Department of Diabetes Complications and Metabolism, Diabetes and Metabolism Research Institute, Beckman Research Institute, City of Hope National Medical Center, 1500 E. Duarte Road, Duarte, CA 91010, USA.
Mol Ther Nucleic Acids. 2021 Mar 1;24:264-273. doi: 10.1016/j.omtn.2021.02.029. eCollection 2021 Jun 4.
Patients with inflammatory bowel disease are at increased risk for colitis-associated colorectal cancer (CAC). Therefore, controlling intestinal inflammation is a key therapeutic strategy for CAC. MicroRNAs (miRNAs or miRs) are a family of small noncoding RNAs that have the capacity to regulate fundamental biological processes. To date, a number of miRNAs have been identified as critical regulators of inflammation. However, the specific role of miR-26a in colonic inflammation and colitis-associated carcinogenesis is still elusive. Here, we generated mice with miR-26a myeloid-cell-specific overexpression to show that miR-26a suppressed the intestinal inflammatory response in macrophages by decreasing nuclear factor κB (NF-κB)/STAT3 activation and interleukin 6 (IL-6) production. At the molecular level, a number of NF-κB regulators, including TLR3, PTEN, and PKCδ, were identified as potential targets of miR-26a. Our results thus identify a novel miRNA-mediated mechanism that suppresses carcinogenic inflammation in the colon.

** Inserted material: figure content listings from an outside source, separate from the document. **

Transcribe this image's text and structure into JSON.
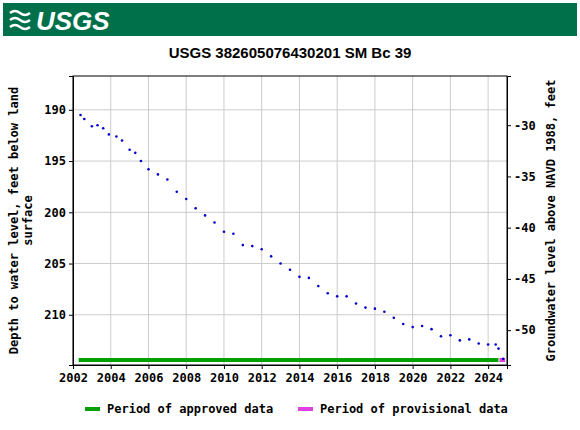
{
  "chart_data": {
    "type": "scatter",
    "header_text": "USGS",
    "title": "USGS 382605076430201 SM Bc  39",
    "ylabel": [
      "Depth to water level, feet below land",
      "surface"
    ],
    "y2label": "Groundwater level above NAVD 1988, feet",
    "color": "#0000cc",
    "marker": "dot",
    "grid": true,
    "legend": "bottom",
    "xlim": [
      2002,
      2025
    ],
    "xticks": [
      2002,
      2004,
      2006,
      2008,
      2010,
      2012,
      2014,
      2016,
      2018,
      2020,
      2022,
      2024
    ],
    "ylim": [
      186.7,
      214.9
    ],
    "yticks": [
      190,
      195,
      200,
      205,
      210
    ],
    "y2lim": [
      -25.2,
      -53.4
    ],
    "y2ticks": [
      -30,
      -35,
      -40,
      -45,
      -50
    ],
    "series": [
      {
        "name": "Period of approved data",
        "color": "#00a000",
        "period": [
          2002.3,
          2024.55
        ],
        "x": [
          2002.4,
          2002.6,
          2003.0,
          2003.3,
          2003.6,
          2003.9,
          2004.3,
          2004.6,
          2005.0,
          2005.3,
          2005.6,
          2006.0,
          2006.5,
          2007.0,
          2007.5,
          2008.0,
          2008.5,
          2009.0,
          2009.5,
          2010.0,
          2010.5,
          2011.0,
          2011.5,
          2012.0,
          2012.5,
          2013.0,
          2013.5,
          2014.0,
          2014.5,
          2015.0,
          2015.5,
          2016.0,
          2016.5,
          2017.0,
          2017.5,
          2018.0,
          2018.5,
          2019.0,
          2019.5,
          2020.0,
          2020.5,
          2021.0,
          2021.5,
          2022.0,
          2022.5,
          2023.0,
          2023.5,
          2024.0,
          2024.4,
          2024.55
        ],
        "values": [
          190.5,
          190.9,
          191.6,
          191.5,
          191.8,
          192.4,
          192.6,
          193.0,
          193.9,
          194.2,
          195.0,
          195.8,
          196.3,
          196.8,
          198.0,
          198.7,
          199.6,
          200.3,
          201.0,
          201.9,
          202.1,
          203.2,
          203.3,
          203.6,
          204.3,
          205.0,
          205.6,
          206.3,
          206.4,
          207.2,
          207.9,
          208.2,
          208.2,
          208.9,
          209.3,
          209.4,
          209.7,
          210.3,
          210.9,
          211.2,
          211.1,
          211.4,
          212.1,
          212.0,
          212.5,
          212.4,
          212.8,
          212.9,
          212.9,
          213.3
        ]
      },
      {
        "name": "Period of provisional data",
        "color": "#e040e0",
        "period": [
          2024.6,
          2024.9
        ],
        "x": [
          2024.8
        ],
        "values": [
          214.3
        ]
      }
    ]
  }
}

炎症性肠病患者患结肠炎相关结直肠癌(CAC)的风险增加。因此,控制肠道炎症是CAC的关键治疗策略。微小RNA(miRNA或miR)是一类小的非编码RNA,具有调节基本生物学过程的能力。迄今为止,许多miRNA已被确定为炎症的关键调节因子。然而,miR-26a在结肠炎症和结肠炎相关致癌作用中的具体作用仍不清楚。在这里,我们构建了miR-26a髓系细胞特异性过表达的小鼠,以表明miR-26a通过降低核因子κB(NF-κB)/信号转导和转录激活因子3(STAT3)的激活以及白细胞介素6(IL-6)的产生来抑制巨噬细胞中的肠道炎症反应。在分子水平上,包括Toll样受体3(TLR3)、磷酸酶和张力蛋白同源物(PTEN)以及蛋白激酶Cδ(PKCδ)在内的一些NF-κB调节因子被确定为miR-26a的潜在靶点。因此,我们的结果确定了一种新的miRNA介导的机制,该机制可抑制结肠中的致癌性炎症。